2 cups Stubb's Moppin' Sauce (optional)

8 cups woodchips, or 12 chunks, soaked

Barbecue sauce (optional)

In a small bowl, combine the pepper, Spice Rub, granulated garlic, onion powder, and seasoning salt and set aside

Rinse the brisket and pat dry with paper towels. Generously coat the brisket with the spice rub mixture on all sides. Brush with mopping sauce (if using). Let it come to room temperature while the grill fires up.

Prepare a grill for indirect cooking. For a charcoal grill, when the coals are ashed over, rake or spread them out in one part of the grill so the food can cook to the side and not directly over the coals. (For a gas grill, fire up the burners on one part of the grill, so the food can cook to the side of the heat but not directly over it.) Cover the grill and bring it to around 225 degrees. Drain and add one-quarter of the wood for smoking.

Set the brisket over indirect heat and cook about 1½ hours per pound. To ensure even cooking, set an oven thermometer next to the brisket, also over indirect heat. Every hour, check it and add more fuel and wood as needed to maintain a smoky 225-degree heat. Cook, mopping every 2 to 3 hours (stop mopping one to two hours before you think the brisket will be done), until the internal temperature reaches 185 degrees. Let the brisket rest 15 to 45 minutes. Slice the meat against the grain and serve plain or with barbecue sauce on the side.

Joe Ely's Black-Eyed Peas

1 pound dried black-eyed peas or other beans

1/2 pound thick-sliced smoked bacon, cut into ¼-inch wide pieces

1 medium onion, cut into small dice

2 ribs celery, cut into small dice

1/2 red bell pepper, cut into small dice

1/2 green bell pepper, cut into small dice

4 cloves garlic, minced

2 to 3 teaspoons salt, or to taste

1/2 teaspoon freshly ground black pepper

Olive oil and wine vinegar (optional)

Pick through the beans to discard any pebbles or other debris. Rinse the beans well. Soak in plenty of water to cover for at least four hours or overnight. Drain the beans and set aside.

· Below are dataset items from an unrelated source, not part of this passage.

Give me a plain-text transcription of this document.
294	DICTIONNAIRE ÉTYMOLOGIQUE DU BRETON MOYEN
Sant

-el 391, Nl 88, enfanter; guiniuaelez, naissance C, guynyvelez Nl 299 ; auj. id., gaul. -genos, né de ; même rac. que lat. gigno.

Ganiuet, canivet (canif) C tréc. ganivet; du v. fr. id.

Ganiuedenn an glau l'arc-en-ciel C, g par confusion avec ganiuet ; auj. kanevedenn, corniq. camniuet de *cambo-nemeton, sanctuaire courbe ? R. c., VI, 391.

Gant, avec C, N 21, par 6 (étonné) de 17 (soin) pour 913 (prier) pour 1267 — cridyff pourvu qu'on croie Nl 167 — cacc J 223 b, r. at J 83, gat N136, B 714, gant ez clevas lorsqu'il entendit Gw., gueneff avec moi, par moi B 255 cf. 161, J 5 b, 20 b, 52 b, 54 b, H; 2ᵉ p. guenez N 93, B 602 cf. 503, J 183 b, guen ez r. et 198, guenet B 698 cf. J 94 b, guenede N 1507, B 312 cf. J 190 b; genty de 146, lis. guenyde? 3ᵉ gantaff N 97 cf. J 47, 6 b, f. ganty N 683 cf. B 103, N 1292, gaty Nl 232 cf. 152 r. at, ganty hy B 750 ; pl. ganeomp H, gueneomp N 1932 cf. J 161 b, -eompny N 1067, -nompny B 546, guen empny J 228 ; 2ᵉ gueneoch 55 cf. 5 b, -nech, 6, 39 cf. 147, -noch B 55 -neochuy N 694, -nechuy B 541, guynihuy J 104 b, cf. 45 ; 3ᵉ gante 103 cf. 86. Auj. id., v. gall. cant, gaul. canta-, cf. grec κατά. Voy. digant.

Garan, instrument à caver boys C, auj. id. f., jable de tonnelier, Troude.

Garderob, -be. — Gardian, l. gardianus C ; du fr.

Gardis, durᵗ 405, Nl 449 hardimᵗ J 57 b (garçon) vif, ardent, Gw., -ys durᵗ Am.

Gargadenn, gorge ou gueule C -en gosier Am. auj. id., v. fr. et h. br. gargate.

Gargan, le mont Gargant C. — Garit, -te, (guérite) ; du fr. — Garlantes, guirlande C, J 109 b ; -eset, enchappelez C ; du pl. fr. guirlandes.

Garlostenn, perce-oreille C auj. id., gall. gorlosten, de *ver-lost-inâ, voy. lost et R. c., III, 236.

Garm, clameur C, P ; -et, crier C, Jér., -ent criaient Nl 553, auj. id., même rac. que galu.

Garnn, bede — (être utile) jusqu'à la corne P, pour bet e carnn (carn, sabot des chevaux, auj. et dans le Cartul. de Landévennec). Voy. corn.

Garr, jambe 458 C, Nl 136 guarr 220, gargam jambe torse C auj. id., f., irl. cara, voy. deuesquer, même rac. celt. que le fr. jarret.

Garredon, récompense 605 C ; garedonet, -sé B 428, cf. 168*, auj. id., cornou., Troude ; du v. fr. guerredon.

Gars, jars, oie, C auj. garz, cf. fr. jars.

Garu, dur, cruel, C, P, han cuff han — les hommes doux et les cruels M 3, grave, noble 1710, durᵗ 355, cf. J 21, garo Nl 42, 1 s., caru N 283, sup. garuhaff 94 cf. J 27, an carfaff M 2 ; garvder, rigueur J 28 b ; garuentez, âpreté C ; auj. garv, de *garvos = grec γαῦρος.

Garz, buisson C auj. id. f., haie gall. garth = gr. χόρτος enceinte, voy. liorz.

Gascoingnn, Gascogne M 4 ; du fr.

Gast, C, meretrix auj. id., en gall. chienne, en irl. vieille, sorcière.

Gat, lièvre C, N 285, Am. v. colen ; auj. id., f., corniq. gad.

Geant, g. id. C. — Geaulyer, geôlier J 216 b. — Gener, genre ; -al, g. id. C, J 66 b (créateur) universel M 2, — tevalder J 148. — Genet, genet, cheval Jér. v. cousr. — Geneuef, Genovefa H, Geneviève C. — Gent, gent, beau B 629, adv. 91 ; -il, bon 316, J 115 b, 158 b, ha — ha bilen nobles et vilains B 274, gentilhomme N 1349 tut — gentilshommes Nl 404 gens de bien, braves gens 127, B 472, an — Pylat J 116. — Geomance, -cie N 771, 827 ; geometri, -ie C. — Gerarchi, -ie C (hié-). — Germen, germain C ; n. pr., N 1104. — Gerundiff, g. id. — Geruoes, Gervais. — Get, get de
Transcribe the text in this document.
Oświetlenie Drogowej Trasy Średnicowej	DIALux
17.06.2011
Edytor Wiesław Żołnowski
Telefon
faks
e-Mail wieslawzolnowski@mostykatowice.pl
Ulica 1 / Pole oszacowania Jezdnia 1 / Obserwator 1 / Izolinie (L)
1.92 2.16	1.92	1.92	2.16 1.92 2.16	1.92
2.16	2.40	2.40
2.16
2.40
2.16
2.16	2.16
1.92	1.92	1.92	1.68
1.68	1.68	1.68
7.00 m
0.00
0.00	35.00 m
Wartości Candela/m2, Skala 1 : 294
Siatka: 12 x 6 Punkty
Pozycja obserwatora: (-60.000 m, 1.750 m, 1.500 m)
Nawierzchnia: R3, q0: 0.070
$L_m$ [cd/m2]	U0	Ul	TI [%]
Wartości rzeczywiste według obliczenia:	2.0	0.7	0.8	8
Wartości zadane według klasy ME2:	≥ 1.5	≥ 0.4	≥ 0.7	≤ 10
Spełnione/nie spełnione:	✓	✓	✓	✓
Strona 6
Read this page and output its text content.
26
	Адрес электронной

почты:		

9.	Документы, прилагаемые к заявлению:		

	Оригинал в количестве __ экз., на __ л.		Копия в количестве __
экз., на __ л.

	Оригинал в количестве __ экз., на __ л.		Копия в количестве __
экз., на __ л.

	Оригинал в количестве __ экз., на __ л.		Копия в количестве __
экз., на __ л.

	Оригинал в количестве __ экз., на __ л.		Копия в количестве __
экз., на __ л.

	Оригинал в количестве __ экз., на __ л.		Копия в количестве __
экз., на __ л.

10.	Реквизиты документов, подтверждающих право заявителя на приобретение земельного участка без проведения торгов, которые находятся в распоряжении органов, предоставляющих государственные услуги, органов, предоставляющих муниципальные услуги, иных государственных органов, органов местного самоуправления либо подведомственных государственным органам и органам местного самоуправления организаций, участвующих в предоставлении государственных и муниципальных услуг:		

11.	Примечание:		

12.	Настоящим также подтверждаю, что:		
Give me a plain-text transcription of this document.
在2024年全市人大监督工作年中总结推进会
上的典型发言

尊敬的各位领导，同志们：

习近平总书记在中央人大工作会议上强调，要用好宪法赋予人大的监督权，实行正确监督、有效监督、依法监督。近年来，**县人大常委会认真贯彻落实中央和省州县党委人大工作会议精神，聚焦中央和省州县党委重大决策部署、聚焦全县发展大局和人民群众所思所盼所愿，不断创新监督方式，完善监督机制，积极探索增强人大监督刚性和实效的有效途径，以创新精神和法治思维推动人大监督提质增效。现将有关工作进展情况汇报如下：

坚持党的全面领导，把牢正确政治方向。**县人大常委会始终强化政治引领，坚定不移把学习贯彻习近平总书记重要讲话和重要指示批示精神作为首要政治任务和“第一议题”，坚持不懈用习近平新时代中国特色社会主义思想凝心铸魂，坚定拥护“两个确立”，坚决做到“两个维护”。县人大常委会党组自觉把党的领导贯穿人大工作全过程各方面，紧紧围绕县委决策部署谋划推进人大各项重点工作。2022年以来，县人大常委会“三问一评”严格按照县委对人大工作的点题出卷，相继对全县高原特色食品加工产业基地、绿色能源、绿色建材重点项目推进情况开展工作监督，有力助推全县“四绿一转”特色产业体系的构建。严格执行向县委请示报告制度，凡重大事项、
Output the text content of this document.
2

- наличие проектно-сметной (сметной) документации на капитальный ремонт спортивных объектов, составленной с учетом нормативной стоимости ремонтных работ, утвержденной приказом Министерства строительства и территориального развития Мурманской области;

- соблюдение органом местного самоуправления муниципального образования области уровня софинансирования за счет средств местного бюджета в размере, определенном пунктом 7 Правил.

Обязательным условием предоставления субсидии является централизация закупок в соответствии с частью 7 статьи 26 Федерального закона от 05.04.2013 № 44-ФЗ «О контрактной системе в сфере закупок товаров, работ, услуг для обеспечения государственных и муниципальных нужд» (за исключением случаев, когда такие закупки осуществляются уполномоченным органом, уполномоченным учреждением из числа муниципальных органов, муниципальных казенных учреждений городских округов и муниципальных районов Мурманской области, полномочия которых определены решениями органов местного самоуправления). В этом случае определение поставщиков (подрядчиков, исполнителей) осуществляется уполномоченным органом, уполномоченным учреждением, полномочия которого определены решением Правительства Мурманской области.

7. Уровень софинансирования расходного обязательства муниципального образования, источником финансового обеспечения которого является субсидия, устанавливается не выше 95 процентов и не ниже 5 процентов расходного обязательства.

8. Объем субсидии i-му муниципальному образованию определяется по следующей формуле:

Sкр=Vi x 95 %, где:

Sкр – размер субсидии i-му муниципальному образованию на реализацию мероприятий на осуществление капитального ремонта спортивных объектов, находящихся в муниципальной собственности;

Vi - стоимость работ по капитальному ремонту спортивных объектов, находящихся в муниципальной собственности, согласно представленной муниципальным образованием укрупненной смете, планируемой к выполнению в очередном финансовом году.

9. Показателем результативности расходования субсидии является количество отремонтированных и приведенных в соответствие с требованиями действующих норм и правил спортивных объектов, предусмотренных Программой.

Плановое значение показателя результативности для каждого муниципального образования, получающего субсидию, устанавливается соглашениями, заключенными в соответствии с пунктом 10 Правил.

In a heavy pot, fry the bacon over medium-high heat until it browns, about 10 minutes. Stir in the onion, celery, bell peppers, and garlic and cook, stirring occasionally, until the vegetables soften but still have some crispness, about 5 minutes. Scoop out half the mixture and set aside (refrigerate if you're not planning to serve the beans as soon as they're cooked.)

Add the beans to the remaining vegetables in the pot and enough water to cover by 1 inch (6 to 8 cups). Bring to a boil over high heat, then reduce the heat so the beans slowly simmer. Do not cover the pot. Start testing after 20 minutes, though they may take as long as one hour. When the beans start to feel soft, stir in the salt and pepper. Stir the beans occasionally as they cook; they're done when just tender, but not much. (Note: For a thick bean broth, puree 1/2 to 1 cup of the beans and return them to the pot.)

Ladle the beans, with some of their liquid, into bowls or cups. Spoon on some of the reserved bacon mixture (reheat if necessary in skillet or microwave). For extra flavor, drizzle with olive oil and a splash of vinegar to taste.